The application user utilizes the devices to experience immersive multi-modal VR application. The user powers on the devices to connect to the application server, then the user starts the gaming application.
During the gaming running period, the devices periodically send the sensing information to the application server, including: haptic and/or kinesthetic feedback signal information which is generated by haptic device, and the sensing information such as positioning and view information which is generated by the VR glasses.
According to the uplink data from the devices, the application server performs necessary process operations on immersive game reality including rendering and coding the video, the audio and haptic model data, then application server periodically sends the downlink data to the devices, with different time periods respectively, via 5G network.
3GPP TS 22.261 specifies KPIs for high data rate and low latency interactive services including Cloud/Edge/Split Rendering, Gaming or Interactive Data Exchanging, Consumption of VR content via tethered VR headset, and audio-video synchronization thresholds.
Support of audio-video synchronisation thresholds has been captured in TS 22.261:
Due to the separate handling of the audio and video component, the 5G system will have to cater for the VR audio-video synchronisation in order to avoid having a negative impact on the user experience (i.e. viewers detecting lack of synchronization).
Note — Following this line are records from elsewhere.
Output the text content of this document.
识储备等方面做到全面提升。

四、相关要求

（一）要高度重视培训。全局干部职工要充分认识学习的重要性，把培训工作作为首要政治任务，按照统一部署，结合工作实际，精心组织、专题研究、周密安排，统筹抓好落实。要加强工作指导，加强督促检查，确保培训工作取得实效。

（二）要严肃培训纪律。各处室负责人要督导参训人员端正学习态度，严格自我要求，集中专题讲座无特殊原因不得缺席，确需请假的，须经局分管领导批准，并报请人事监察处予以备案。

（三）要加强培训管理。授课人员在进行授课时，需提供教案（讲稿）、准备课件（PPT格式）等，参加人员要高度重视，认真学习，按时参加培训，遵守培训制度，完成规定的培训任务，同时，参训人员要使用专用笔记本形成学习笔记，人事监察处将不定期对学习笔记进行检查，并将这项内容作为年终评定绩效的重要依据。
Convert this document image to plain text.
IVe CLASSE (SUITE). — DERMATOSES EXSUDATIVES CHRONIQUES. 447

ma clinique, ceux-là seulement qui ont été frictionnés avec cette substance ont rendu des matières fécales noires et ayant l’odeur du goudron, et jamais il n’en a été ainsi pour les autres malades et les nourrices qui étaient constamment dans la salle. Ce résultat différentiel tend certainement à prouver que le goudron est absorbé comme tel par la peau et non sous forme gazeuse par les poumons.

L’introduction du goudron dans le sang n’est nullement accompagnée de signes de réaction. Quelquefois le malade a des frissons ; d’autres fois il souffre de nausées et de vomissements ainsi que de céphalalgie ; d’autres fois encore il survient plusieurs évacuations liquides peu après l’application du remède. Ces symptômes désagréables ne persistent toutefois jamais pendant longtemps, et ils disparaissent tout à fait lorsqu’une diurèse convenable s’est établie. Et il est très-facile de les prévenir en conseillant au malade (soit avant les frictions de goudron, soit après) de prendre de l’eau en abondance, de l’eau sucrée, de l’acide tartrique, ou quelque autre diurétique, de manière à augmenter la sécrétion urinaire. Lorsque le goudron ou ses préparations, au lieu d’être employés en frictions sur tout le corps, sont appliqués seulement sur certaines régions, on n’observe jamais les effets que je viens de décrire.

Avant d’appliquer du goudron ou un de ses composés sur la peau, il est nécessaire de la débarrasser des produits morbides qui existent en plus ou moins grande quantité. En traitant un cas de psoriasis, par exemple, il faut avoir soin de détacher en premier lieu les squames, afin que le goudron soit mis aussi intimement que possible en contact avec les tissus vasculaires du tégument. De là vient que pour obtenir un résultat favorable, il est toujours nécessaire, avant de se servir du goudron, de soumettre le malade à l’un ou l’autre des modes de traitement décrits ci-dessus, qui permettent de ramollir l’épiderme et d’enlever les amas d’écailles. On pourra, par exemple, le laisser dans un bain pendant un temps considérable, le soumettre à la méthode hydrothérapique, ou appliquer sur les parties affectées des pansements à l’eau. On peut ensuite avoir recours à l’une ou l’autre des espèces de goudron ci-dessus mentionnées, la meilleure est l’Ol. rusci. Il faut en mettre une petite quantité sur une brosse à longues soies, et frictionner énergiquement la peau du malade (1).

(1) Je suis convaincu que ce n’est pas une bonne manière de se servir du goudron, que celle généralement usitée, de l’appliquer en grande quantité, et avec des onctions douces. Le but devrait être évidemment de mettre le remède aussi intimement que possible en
To support VR environments, the 5G system shall support audio-video synchronisation thresholds:
in the range of [125 ms to 5 ms] for audio delayed and
in the range of [45 ms to 5 ms] for audio advanced.
Motion-to-photon delay (the time difference between the user's motion and corresponding change of the video image on display) is less than 20 ms, the communication latency for transferring the packets of one audio-visual media is less than 10 ms, e.g. the packets corresponding to one video/audio frame are transferred to the devices within 10 ms.
According to IEEE 1918.1  as for haptic feedback, the latency is less than 25 ms for accurately completing haptic operations. As rendering and hardware introduce some delay, the communication delay for haptic modality can be reasonably less than 5 ms, i.e. the packets related to one haptic feedback are transferred to the devices within 10 ms.
In practice, the service area depends on the actual deployment. In some cases a local approach (e.g. the application servers are hosted at the network edge) is preferred in order to satisfy the requirements of low latency and high reliability.
Due to the separate handling of the multiple media components, synchronization between different media components is critical in order to avoid having a negative impact on the user experience (i.e. viewers detecting lack of synchronization). Applying synchronization thresholds in the 5G system may be helpful in support of immersive multi-modal VR applications when the synchronization threshold between two or more modalities is less than the latency KPI for the application. Typical synchronization thresholds (see , ,  and ) are summarised in Table 5.1.6-2.
For each media component, "delay" refers to the case where that media component is delayed compared to the other
The 5G network shall support a mechanism to allow an authorized 3rd party to provide QoS policy for multiple flows (e.g., haptic, audio and video) of multiple UEs associated with a multi-modal application. The policy may contain e.g. coordination information.
The 5G system shall support a mechanism to apply 3rd party provided policy for flows associated with an application. The policy may contain e.g. coordination information.